I looked back at him. “Nothing and nobody did. She’s doing it on her own. She used to get really upset when Rigby went inside, but then the dog kept coming back out again. So it’s like Sophie got it that she’ll be back. So now she just sits by the fence and waits and doesn’t say a word. She falls asleep out there, and then we carry her in.”
“She doesn’t go to any kind of school or therapy?”
“Now that’s a long story.”
“Never mind, then. Forget I asked.”
“She did. In the old neighborhood. When we lived downtown. Like a special preschool program. Now we have to decide when to put her in first grade. We have to find a good school and enroll her. I think my mom might wait a year.”
“Got it.”
“She’s not going to be very happy when you move.”
“No,” he said. “I don’t expect she will.”
I could tell by the way he said it that it wasn’t his problem, and he knew it.
It would definitely be mine.
Not twenty steps out the door, I made a huge mistake.
I crossed the street.
It seemed like a simple enough thing to do. But then I heard Sophie yelling from our backyard.
“Hem!” she yelled. “Hem, hem, hem! Heeeeeem!”
I whipped around, and I could see her through the fence. Which was fine. The bad news was, she could see me. And the dog. I kept walking. Quickened my step, in fact.
Three more
hem
s, and then the third one morphed into the siren scream.
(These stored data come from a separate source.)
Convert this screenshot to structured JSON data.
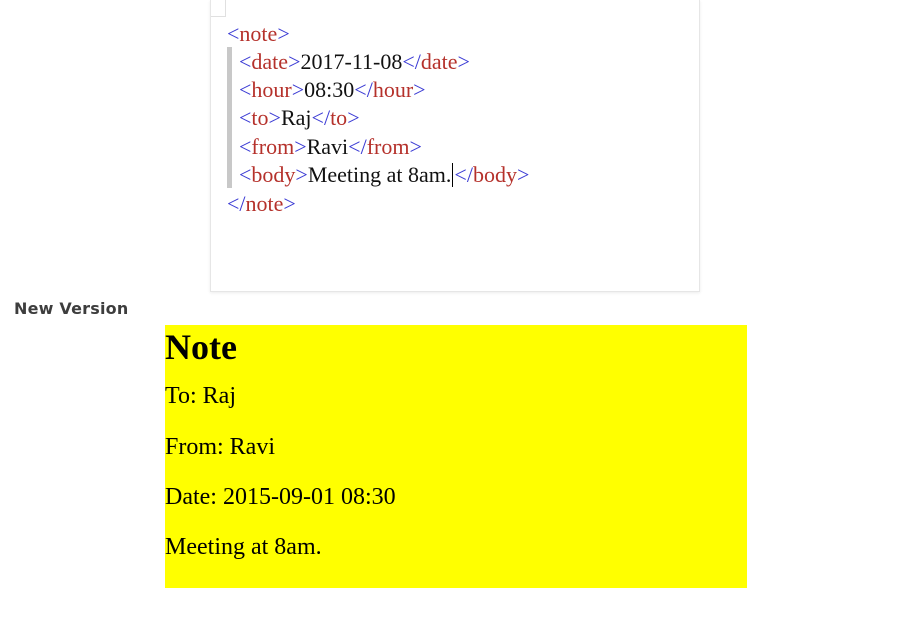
{
  "editor": {
    "lines": [
      {
        "open": "<",
        "tag": "note",
        "close": ">"
      },
      {
        "tag_open": "<date>",
        "value": "2017-11-08",
        "tag_close": "</date>"
      },
      {
        "tag_open": "<hour>",
        "value": "08:30",
        "tag_close": "</hour>"
      },
      {
        "tag_open": "<to>",
        "value": "Raj",
        "tag_close": "</to>"
      },
      {
        "tag_open": "<from>",
        "value": "Ravi",
        "tag_close": "</from>"
      },
      {
        "tag_open": "<body>",
        "value": "Meeting at 8am.",
        "tag_close": "</body>"
      },
      {
        "open": "</",
        "tag": "note",
        "close": ">"
      }
    ],
    "colors": {
      "bracket": "#3a3ad4",
      "tag_name": "#b5312b",
      "text": "#111111"
    }
  },
  "section_label": "New Version",
  "preview": {
    "title": "Note",
    "to": "To: Raj",
    "from": "From: Ravi",
    "date": "Date: 2015-09-01 08:30",
    "body": "Meeting at 8am.",
    "background": "#ffff00"
  }
}
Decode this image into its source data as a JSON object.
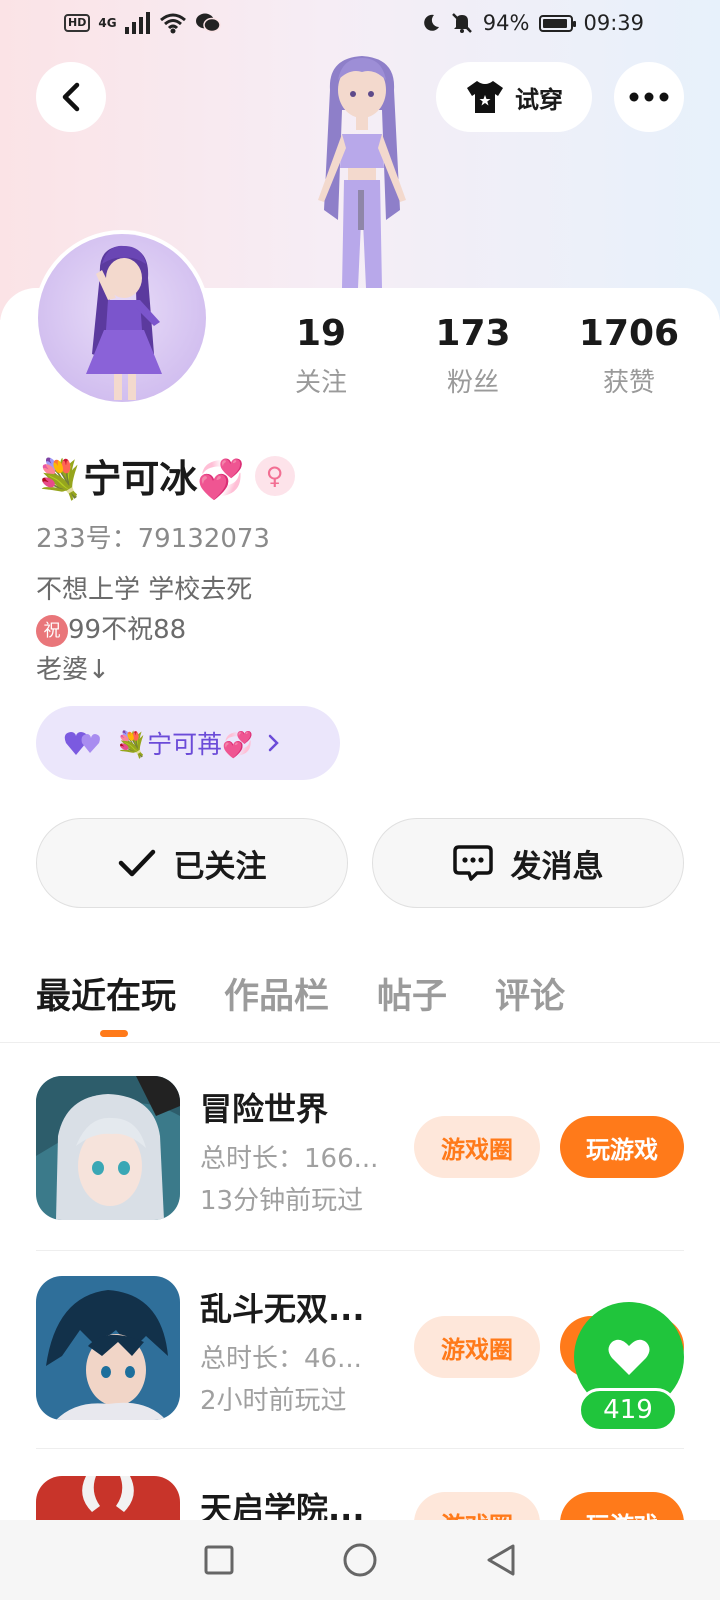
{
  "status_bar": {
    "network": "4G",
    "hd": "HD",
    "battery": "94%",
    "time": "09:39"
  },
  "header": {
    "try_on_label": "试穿"
  },
  "stats": [
    {
      "value": "19",
      "label": "关注"
    },
    {
      "value": "173",
      "label": "粉丝"
    },
    {
      "value": "1706",
      "label": "获赞"
    }
  ],
  "profile": {
    "name": "💐宁可冰💞",
    "gender_symbol": "♀",
    "uid": "233号：79132073",
    "bio_line1": "不想上学 学校去死",
    "bio_line2_prefix": "祝",
    "bio_line2": "99不祝88",
    "bio_line3": "老婆↓",
    "partner_name": "💐宁可苒💞"
  },
  "actions": {
    "followed_label": "已关注",
    "message_label": "发消息"
  },
  "tabs": [
    {
      "label": "最近在玩",
      "active": true
    },
    {
      "label": "作品栏",
      "active": false
    },
    {
      "label": "帖子",
      "active": false
    },
    {
      "label": "评论",
      "active": false
    }
  ],
  "games": [
    {
      "title": "冒险世界",
      "duration": "总时长：166...",
      "last_played": "13分钟前玩过",
      "circle_label": "游戏圈",
      "play_label": "玩游戏"
    },
    {
      "title": "乱斗无双...",
      "duration": "总时长：46...",
      "last_played": "2小时前玩过",
      "circle_label": "游戏圈",
      "play_label": "玩游戏"
    },
    {
      "title": "天启学院...",
      "duration": "",
      "last_played": "",
      "circle_label": "游戏圈",
      "play_label": "玩游戏"
    }
  ],
  "like_fab": {
    "count": "419"
  },
  "colors": {
    "accent_orange": "#ff7a1a",
    "like_green": "#20c53c",
    "partner_purple": "#6b4bd8"
  }
}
I walked back to the fence. What else could I do?
Except now I was totally stuck.
By the time I got there, both my mom and Aunt Vi were out in the yard, bickering.
I heard Aunt Vi say, “I thought she was done with this. You told me she was done with this.”
And my mom said, “She stopped, okay? She stopped. Please. Just go back in the house, Vi. I’ll take care of it.”
I waited by the gate until I heard the kitchen door slam. Then my mom came out to where Sophie and Rigby and I stood on opposite sides of the fence.